In our First Nations graduate certificate, we have taken a finer lens to understanding how that one-year culturally informed teaching program impacts First Nations practitioners’ confidence and capacity, their sense of self, healing of intergenerational trauma, and place in community.
At the other end of the spectrum, we coordinate large scale projects like FaPMI (Families where a Parent has a Mental Illness), and we run the statewide audit of those services, tracking service responsiveness to, and inclusion of, families.
We try to integrate all this knowledge - namely years of data collected from across the state right through to smaller training programs - and to integrate it all, adjusting our training to better meet the needs of our workforce and the families they care for.
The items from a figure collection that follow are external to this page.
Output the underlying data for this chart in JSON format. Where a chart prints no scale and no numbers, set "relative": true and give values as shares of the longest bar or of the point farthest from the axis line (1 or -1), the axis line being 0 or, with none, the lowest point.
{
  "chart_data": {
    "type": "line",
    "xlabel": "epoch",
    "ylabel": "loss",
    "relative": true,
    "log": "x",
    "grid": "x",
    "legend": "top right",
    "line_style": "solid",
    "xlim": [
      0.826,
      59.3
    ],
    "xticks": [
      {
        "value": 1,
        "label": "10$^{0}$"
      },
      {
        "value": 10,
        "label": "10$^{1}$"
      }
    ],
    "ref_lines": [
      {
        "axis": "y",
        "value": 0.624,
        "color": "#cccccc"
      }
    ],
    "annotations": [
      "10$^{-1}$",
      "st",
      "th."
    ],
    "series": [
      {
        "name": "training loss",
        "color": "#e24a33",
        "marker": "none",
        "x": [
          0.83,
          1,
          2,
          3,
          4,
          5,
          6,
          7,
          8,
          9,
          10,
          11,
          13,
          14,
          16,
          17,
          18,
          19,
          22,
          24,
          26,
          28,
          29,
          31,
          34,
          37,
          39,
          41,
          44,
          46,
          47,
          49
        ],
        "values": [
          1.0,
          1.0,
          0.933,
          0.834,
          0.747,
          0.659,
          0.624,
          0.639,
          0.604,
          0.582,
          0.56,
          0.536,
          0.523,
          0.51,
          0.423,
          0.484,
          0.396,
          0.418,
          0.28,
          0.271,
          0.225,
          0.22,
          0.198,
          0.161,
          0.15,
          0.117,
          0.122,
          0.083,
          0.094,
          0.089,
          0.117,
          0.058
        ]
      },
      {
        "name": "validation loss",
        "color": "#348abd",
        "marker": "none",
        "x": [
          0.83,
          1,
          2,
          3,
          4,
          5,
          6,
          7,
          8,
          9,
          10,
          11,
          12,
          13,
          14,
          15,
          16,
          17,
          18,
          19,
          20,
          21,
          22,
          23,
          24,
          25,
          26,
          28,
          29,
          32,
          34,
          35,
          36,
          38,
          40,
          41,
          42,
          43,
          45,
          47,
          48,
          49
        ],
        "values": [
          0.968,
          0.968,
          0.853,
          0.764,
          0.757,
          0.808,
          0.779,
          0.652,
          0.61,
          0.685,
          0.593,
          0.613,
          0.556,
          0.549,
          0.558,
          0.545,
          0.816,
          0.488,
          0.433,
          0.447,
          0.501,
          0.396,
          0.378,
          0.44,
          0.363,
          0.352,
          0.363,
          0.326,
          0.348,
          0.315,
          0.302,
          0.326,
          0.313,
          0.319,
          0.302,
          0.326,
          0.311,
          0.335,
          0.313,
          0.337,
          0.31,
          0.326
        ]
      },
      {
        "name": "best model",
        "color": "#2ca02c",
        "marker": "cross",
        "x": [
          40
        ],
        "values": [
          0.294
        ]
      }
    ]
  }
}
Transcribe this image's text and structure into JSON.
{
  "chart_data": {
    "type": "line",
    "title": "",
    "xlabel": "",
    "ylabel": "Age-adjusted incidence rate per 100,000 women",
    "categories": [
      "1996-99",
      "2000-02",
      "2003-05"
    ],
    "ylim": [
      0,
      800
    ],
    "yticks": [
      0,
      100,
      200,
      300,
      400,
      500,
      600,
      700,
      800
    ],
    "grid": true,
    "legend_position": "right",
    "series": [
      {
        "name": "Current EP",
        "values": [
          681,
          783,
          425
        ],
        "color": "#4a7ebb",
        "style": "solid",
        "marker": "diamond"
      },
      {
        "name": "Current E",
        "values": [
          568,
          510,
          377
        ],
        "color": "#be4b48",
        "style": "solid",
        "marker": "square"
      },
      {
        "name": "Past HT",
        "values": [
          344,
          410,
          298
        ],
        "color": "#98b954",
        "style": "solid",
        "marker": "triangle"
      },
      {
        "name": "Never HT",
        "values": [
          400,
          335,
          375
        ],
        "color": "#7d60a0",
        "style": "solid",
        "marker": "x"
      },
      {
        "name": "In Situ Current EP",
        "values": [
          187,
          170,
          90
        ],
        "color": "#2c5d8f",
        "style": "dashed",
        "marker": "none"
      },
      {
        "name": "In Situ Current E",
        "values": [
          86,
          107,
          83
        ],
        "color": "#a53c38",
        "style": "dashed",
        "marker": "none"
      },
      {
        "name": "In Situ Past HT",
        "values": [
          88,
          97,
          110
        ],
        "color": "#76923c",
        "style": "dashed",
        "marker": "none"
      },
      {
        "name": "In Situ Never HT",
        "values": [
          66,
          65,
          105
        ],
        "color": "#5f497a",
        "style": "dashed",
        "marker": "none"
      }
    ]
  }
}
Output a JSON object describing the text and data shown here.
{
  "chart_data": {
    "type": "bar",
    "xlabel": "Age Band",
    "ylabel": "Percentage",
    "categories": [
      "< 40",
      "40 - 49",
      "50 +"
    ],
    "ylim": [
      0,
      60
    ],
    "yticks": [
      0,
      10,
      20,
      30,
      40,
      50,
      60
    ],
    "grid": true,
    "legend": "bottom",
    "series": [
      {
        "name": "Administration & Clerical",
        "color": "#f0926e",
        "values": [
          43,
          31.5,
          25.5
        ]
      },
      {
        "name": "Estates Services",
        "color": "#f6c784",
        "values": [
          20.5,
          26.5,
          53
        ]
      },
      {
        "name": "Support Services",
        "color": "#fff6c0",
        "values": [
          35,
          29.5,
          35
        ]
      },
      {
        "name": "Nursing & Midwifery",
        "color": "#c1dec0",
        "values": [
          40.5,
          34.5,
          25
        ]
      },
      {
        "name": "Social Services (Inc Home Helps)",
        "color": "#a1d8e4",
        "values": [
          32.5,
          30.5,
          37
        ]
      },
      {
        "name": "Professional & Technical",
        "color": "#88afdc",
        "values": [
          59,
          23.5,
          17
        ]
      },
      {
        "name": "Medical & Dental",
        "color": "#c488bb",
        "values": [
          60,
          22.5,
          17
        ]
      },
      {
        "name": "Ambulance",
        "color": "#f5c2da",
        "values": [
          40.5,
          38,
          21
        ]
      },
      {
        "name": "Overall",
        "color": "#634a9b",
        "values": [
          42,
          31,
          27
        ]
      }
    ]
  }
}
Our goal is to pay it forward into the field, through meaningful training guidelines. We now have clear state-wide and national directions around family inclusion, and Bouverie has an evidence-based approach for translating these into action.
Question: Final thoughts?
JM: The meaningful design of training and implementation is important to us. One of the characteristics of the way Bouverie goes about training is co-design. Frankly I hate that word, because on one level people are treating it as a politically correct tickbox, but what does it really mean? It means earning the trust of a service, so we can work alongside them to see and understand their systemic knowledge base, skills and competence, and support them to learn in the way that works best for them.